La memoria me arrastra de nuevo a esos días después del accidente. Mi hermana, envuelta en una toalla, con la piel pálida y los ojos muy abiertos. El olor a humo de la chimenea de la cabaña.
Y yo, sentado en una esquina, escuchando cómo mi mamá la arrullaba.
—Cada vez que la oía llorar por las noches, me tapaba los oídos. —La vergüenza me quema por dentro—. No podía soportarlo. Me sentía… responsable de cada lágrima.
Scarlett se mueve en su silla, como si quisiera decir algo, pero no lo hace. Me deja continuar.
—Cuando volvimos a casa, era como si yo fuera un fantasma. Estaba ahí, pero nadie me veía. —Sonrío, pero no hay humor en mi voz—. Kian empezó a destacar en todo: en deportes, en música, en lo que fuera. Yo lo veía brillar mientras yo me sentía… —hago un gesto con la mano—. Apagado.

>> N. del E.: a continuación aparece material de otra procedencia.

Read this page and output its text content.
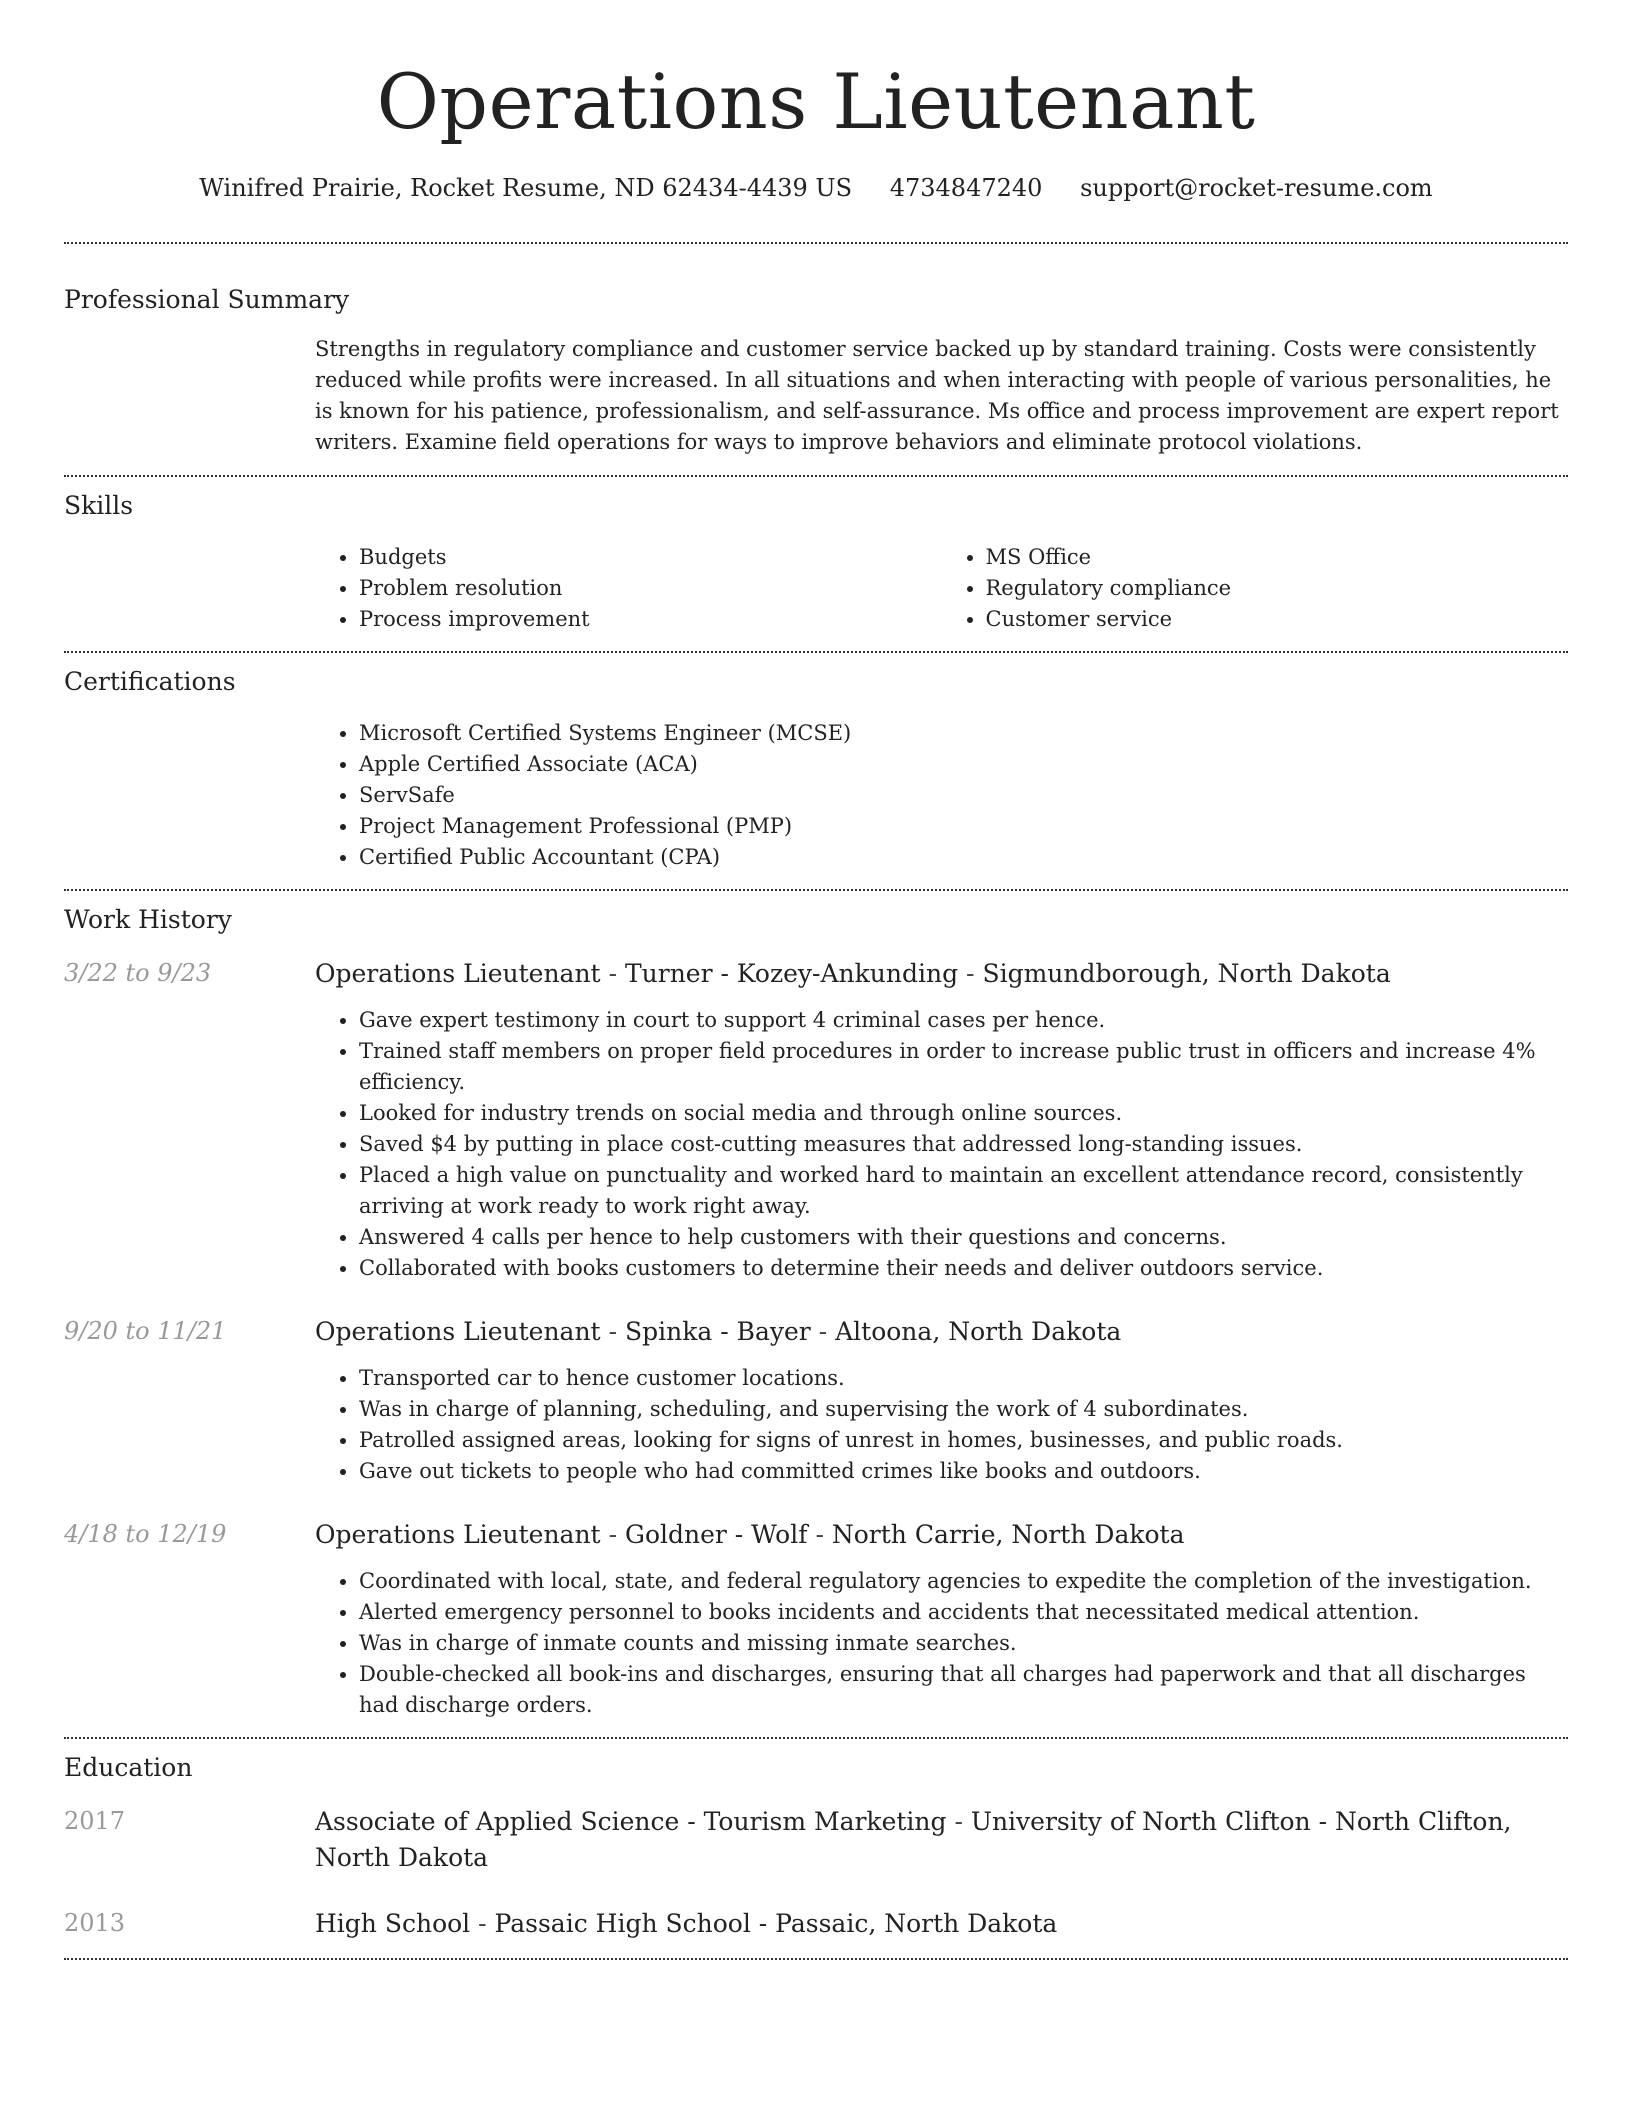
Operations Lieutenant
Winifred Prairie, Rocket Resume, ND 62434-4439 US 4734847240 support@rocket-resume.com
Professional Summary

Strengths in regulatory compliance and customer service backed up by standard training. Costs were consistently reduced while profits were increased. In all situations and when interacting with people of various personalities, he is known for his patience, professionalism, and self-assurance. Ms office and process improvement are expert report writers. Examine field operations for ways to improve behaviors and eliminate protocol violations.

Skills
• Budgets
• Problem resolution
• Process improvement
• MS Office
• Regulatory compliance
• Customer service
Certifications
• Microsoft Certified Systems Engineer (MCSE)
• Apple Certified Associate (ACA)
• ServSafe
• Project Management Professional (PMP)
• Certified Public Accountant (CPA)
Work History
3/22 to 9/23	Operations Lieutenant - Turner - Kozey-Ankunding - Sigmundborough, North Dakota

• Gave expert testimony in court to support 4 criminal cases per hence.
• Trained staff members on proper field procedures in order to increase public trust in officers and increase 4% efficiency.
• Looked for industry trends on social media and through online sources.
• Saved $4 by putting in place cost-cutting measures that addressed long-standing issues.
• Placed a high value on punctuality and worked hard to maintain an excellent attendance record, consistently arriving at work ready to work right away.
• Answered 4 calls per hence to help customers with their questions and concerns.
• Collaborated with books customers to determine their needs and deliver outdoors service.
9/20 to 11/21	Operations Lieutenant - Spinka - Bayer - Altoona, North Dakota

• Transported car to hence customer locations.
• Was in charge of planning, scheduling, and supervising the work of 4 subordinates.
• Patrolled assigned areas, looking for signs of unrest in homes, businesses, and public roads.
• Gave out tickets to people who had committed crimes like books and outdoors.
4/18 to 12/19	Operations Lieutenant - Goldner - Wolf - North Carrie, North Dakota

• Coordinated with local, state, and federal regulatory agencies to expedite the completion of the investigation.
• Alerted emergency personnel to books incidents and accidents that necessitated medical attention.
• Was in charge of inmate counts and missing inmate searches.
• Double-checked all book-ins and discharges, ensuring that all charges had paperwork and that all discharges had discharge orders.
Education
2017	Associate of Applied Science - Tourism Marketing - University of North Clifton - North Clifton, North Dakota

2013	High School - Passaic High School - Passaic, North Dakota
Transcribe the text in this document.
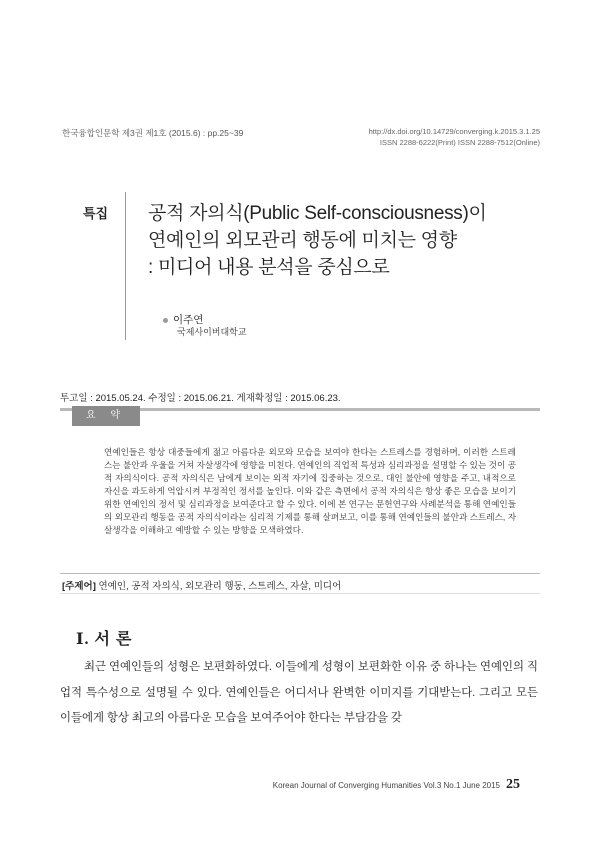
한국융합인문학 제3권 제1호 (2015.6) : pp.25~39	http://dx.doi.org/10.14729/converging.k.2015.3.1.25
ISSN 2288-6222(Print) ISSN 2288-7512(Online)
특집 공적 자의식(Public Self-consciousness)이
연예인의 외모관리 행동에 미치는 영향
: 미디어 내용 분석을 중심으로
이주연
국제사이버대학교
투고일 : 2015.05.24. 수정일 : 2015.06.21. 게재확정일 : 2015.06.23.
요 약
연예인들은 항상 대중들에게 젊고 아름다운 외모와 모습을 보여야 한다는 스트레스를 경험하며, 이러한 스트레스는 불안과 우울을 거쳐 자살생각에 영향을 미친다. 연예인의 직업적 특성과 심리과정을 설명할 수 있는 것이 공적 자의식이다. 공적 자의식은 남에게 보이는 외적 자기에 집중하는 것으로, 대인 불안에 영향을 주고, 내적으로 자신을 과도하게 억압시켜 부정적인 정서를 높인다. 이와 같은 측면에서 공적 자의식은 항상 좋은 모습을 보이기 위한 연예인의 정서 및 심리과정을 보여준다고 할 수 있다. 이에 본 연구는 문헌연구와 사례분석을 통해 연예인들의 외모관리 행동을 공적 자의식이라는 심리적 기제를 통해 살펴보고, 이를 통해 연예인들의 불안과 스트레스, 자살생각을 이해하고 예방할 수 있는 방향을 모색하였다.
[주제어] 연예인, 공적 자의식, 외모관리 행동, 스트레스, 자살, 미디어
Ⅰ. 서 론
최근 연예인들의 성형은 보편화하였다. 이들에게 성형이 보편화한 이유 중 하나는 연예인의 직업적 특수성으로 설명될 수 있다. 연예인들은 어디서나 완벽한 이미지를 기대받는다. 그리고 모든 이들에게 항상 최고의 아름다운 모습을 보여주어야 한다는 부담감을 갖
Korean Journal of Converging Humanities Vol.3 No.1 June 2015 25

Trago saliva y miro hacia otro lado. Rebelde se ha bajado de las piernas de Scarlett y ahora duerme en una esquina de la cocina. Hay algo tranquilizador en su respiración lenta.
—Supongo que desde entonces dejé de intentar ser parte de todo. Dejé de hablar en la mesa. Dejé de reírme de los chistes. Dejé de pedir que me llevaran a ningún lado. —Me encojo de hombros—. Era más fácil no molestar a nadie.
Un silencio se instala entre nosotros, pero esta vez es distinto. Es como si Scarlett entendiera lo que digo. Sus hombros están un poco caídos y hay algo en su mirada que me dice que sabe lo que es sentirse invisible.
Pero también, de cómo se siente la culpa.
—Por eso no vivo con ellos ahora —agrego, más bajo—. Por eso preferí venirme aquí, con mi tío. Porque estar en esa casa… era como volver a ese día. Además, desde que Kian empezó con su sueño, ellos prefieren dejarme en casa de cualquiera de nuestros familiares. Digo, soy yo, el hijo de en medio. Quien no tiene talento como el mayor y no es quien vivió algo traumático como mi hermana Rosie… es su segundo nombre, siempre me gustó llamarla así. No… mis hermanos están bien sin mí.
Pero quizás yo no.
Mis palabras quedan flotando en el aire. Siento que algo en mi pecho se afloja, aunque no sé si para bien o para mal.
—Kian siempre fue… distinto. —Me apoyo en la mesa, entrelazo los dedos y los miro fijamente—. Cuando éramos niños, todos lo notaban. Tenía esa sonrisa que hacía que cualquiera quisiera hablarle. Esa facilidad para caerles bien a todos.
Suspiro.
—Cuando cumplió quince, alguien le tomó una foto en el centro comercial. —La escena vuelve a mí como si fuera ayer—. Solo estaba probándose una chaqueta, nada del otro mundo. Pero la subieron a internet y se volvió viral. Todos hablaban de su estilo, de su cara.